The initial diagnosis should be made with a technique able to visualise the vessel wall (to confirm the presence of a mural haematoma) as well as the vessel lumen (to provide evidence of vascular narrowing or occlusion). Additional imaging of the brain parenchyma is helpful to document associated ischaemic events. This can be achieved by a combination of MRI and MRA or by CT and CTA. In our institution, we prefer MRI and MRA because of the superior soft tissue contrast and higher sensitivity of DW MRI to demonstrate acute ischaemic complications. Fat-saturated axial T2- or T1-weighted images through the neck are best suited to show the mural haematoma, and CE-MRA of the neck vessel provides a more accurate definition of the lumen than TOF-MRA. The latter can, however, provide simultaneous visualisation of the vessel lumen and mural haematoma. Axial CT or source data of the CTA have a theoretical advantage in the very acute phase when the mural haematoma is still hypointense on MRI.

After making the diagnosis of a dissection by MRI and MRA or by CT and CTA, we normally perform an US examination. This forms the baseline for follow-up US studies to document recanalisation, stabilisation or progressive vascular occlusion. Follow-up of luminal restoration or compromise by US is more accessible and cost effective and can be performed more frequently than follow-up with MRA and CTA (which adds to ionising radiation exposure). Follow-up luminal imaging by MRA or CTA (preferably CE-MRA) is indicated if the dissection lies outside or extends outside the US field of view. Invasive angiography should be reserved for the rare cases that present with diagnostic difficulty and that cannot be resolved by any noninvasive technique, as well as an adjunct to endovascular treatment of unstable dissections with progressive neurology.
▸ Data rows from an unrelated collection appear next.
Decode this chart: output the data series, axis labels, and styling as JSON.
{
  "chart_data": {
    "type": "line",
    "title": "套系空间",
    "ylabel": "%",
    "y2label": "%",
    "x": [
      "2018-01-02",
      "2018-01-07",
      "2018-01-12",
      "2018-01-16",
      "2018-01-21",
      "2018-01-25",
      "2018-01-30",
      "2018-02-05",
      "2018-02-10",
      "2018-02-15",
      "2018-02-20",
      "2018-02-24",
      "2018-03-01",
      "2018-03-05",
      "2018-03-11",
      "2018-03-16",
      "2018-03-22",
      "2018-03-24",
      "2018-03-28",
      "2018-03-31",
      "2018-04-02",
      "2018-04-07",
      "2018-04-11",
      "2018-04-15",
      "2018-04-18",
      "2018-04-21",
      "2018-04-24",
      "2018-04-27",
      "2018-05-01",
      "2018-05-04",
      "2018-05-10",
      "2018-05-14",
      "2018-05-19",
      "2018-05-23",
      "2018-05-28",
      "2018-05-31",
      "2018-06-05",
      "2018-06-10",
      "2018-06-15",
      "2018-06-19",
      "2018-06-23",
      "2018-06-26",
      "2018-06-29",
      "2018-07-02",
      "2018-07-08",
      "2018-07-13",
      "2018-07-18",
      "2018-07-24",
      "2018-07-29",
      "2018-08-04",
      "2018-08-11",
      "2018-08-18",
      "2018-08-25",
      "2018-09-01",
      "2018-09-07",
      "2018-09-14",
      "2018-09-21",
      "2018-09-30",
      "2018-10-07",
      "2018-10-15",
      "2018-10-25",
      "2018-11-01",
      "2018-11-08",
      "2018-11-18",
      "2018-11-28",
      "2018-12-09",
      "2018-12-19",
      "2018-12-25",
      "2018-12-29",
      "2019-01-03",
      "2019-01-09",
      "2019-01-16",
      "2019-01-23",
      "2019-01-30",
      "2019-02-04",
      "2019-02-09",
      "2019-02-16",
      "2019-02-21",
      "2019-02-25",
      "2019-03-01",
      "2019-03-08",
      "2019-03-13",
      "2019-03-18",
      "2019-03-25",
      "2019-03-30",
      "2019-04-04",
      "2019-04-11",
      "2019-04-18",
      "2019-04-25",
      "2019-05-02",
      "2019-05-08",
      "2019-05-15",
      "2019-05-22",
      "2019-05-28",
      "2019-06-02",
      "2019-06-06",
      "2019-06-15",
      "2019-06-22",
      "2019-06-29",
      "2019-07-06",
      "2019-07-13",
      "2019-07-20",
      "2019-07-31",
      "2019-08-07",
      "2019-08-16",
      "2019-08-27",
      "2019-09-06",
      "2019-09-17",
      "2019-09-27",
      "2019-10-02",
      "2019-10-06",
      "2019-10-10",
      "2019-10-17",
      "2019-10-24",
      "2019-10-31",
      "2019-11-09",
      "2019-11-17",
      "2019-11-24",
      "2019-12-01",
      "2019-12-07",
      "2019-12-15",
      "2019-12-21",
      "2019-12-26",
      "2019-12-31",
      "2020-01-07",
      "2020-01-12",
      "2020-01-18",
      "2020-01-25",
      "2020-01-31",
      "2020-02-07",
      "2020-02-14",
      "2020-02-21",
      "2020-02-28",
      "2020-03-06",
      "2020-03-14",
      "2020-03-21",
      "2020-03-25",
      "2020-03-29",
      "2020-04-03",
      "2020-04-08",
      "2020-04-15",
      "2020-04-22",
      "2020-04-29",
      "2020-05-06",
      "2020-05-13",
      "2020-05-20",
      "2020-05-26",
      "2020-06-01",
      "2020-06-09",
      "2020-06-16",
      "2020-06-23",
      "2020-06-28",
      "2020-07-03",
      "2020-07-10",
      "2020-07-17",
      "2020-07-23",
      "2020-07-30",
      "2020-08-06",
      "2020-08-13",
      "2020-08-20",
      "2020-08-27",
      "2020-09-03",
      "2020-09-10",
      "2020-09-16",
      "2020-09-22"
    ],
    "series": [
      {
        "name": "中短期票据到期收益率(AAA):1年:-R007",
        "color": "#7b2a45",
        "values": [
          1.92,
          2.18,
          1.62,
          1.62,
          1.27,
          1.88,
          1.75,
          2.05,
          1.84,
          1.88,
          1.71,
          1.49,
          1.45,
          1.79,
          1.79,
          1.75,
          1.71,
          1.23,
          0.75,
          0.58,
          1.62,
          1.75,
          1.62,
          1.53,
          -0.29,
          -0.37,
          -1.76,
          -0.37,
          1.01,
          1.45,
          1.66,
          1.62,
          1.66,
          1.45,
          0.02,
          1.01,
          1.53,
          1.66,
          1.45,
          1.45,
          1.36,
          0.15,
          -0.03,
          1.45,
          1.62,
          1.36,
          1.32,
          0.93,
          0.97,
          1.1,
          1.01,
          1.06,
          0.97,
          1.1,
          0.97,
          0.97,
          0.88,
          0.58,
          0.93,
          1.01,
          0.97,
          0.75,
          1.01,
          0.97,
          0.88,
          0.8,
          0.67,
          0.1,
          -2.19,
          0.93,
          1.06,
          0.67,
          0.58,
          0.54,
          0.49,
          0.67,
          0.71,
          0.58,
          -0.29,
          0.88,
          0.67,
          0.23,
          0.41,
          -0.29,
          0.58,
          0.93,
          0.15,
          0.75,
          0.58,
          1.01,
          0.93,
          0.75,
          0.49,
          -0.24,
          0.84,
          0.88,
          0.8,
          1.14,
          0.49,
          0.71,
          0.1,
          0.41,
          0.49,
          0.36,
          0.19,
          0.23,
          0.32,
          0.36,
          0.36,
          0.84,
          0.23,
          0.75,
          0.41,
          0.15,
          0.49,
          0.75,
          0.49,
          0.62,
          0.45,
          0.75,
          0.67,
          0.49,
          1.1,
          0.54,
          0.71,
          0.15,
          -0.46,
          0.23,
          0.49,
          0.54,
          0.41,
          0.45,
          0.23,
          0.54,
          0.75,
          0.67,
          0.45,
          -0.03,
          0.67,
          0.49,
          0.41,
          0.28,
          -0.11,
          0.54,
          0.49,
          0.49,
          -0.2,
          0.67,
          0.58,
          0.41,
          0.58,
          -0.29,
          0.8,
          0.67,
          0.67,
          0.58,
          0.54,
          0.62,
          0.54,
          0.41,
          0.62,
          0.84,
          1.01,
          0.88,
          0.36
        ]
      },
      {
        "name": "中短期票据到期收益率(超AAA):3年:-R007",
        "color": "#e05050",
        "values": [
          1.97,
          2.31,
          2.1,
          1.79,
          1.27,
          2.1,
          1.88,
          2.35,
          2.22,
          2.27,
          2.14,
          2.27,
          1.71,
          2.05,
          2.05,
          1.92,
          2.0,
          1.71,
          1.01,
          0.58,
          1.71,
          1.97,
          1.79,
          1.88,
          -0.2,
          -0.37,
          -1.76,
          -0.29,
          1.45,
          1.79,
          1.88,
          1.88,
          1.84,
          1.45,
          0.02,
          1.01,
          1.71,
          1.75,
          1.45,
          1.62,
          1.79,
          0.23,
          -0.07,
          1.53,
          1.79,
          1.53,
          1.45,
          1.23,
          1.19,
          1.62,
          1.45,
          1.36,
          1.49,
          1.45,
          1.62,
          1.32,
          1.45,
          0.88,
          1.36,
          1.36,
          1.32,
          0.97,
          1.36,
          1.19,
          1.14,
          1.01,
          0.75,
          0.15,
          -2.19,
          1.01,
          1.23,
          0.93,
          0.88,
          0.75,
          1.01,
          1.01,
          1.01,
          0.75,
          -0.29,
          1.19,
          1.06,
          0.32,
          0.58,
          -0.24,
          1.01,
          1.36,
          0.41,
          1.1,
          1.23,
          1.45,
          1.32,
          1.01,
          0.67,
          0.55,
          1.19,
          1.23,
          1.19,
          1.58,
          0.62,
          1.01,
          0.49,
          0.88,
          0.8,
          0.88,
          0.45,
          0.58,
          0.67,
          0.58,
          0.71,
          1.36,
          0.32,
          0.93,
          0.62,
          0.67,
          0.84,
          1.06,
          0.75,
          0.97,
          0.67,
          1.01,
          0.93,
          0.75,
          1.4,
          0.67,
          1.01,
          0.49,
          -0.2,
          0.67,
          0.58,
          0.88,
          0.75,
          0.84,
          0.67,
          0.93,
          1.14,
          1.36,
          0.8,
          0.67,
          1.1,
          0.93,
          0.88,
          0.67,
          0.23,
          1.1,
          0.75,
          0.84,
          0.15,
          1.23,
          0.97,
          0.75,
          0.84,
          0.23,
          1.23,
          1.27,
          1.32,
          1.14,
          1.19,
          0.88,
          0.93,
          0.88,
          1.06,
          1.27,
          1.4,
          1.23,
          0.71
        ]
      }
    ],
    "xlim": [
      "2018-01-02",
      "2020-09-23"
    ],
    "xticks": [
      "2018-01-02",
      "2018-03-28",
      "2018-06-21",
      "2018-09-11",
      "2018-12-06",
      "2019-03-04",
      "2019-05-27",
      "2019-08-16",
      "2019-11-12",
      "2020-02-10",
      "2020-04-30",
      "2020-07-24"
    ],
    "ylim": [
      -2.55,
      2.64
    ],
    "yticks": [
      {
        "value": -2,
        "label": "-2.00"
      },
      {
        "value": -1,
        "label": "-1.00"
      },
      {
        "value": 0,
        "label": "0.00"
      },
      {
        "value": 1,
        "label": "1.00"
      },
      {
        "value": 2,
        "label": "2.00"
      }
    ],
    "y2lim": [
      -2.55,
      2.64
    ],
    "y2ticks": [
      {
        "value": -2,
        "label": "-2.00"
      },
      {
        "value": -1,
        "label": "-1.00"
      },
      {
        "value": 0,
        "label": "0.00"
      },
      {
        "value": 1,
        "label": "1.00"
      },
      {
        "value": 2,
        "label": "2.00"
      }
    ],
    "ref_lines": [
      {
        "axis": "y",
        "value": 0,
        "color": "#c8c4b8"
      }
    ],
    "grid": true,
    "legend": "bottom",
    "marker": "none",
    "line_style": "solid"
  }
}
Vertebral artery dissections

VA dissection represents a greater diagnostic challenge. The initial diagnosis is again best made with a combination of mural and luminal imaging, such as MRI and MRA or by CT and CTA. Particular awareness of artefacts from periarterial venous plexus on MRI is required. CE-MRA is superior to TOF-MRA, which frequently shows a signal dropout in the horizontal portions of the VAs around C1. The role of US in VA dissection is limited to documenting vessel patency or occlusion. Arterial angiography in VA dissection is particularly indicated for complications of intracranial segment dissections, such as pseudoaneurysm formation, as these require early endovascular treatment. Luminal imaging for follow-up of VA dissections is best done with CE-MRA or CTA.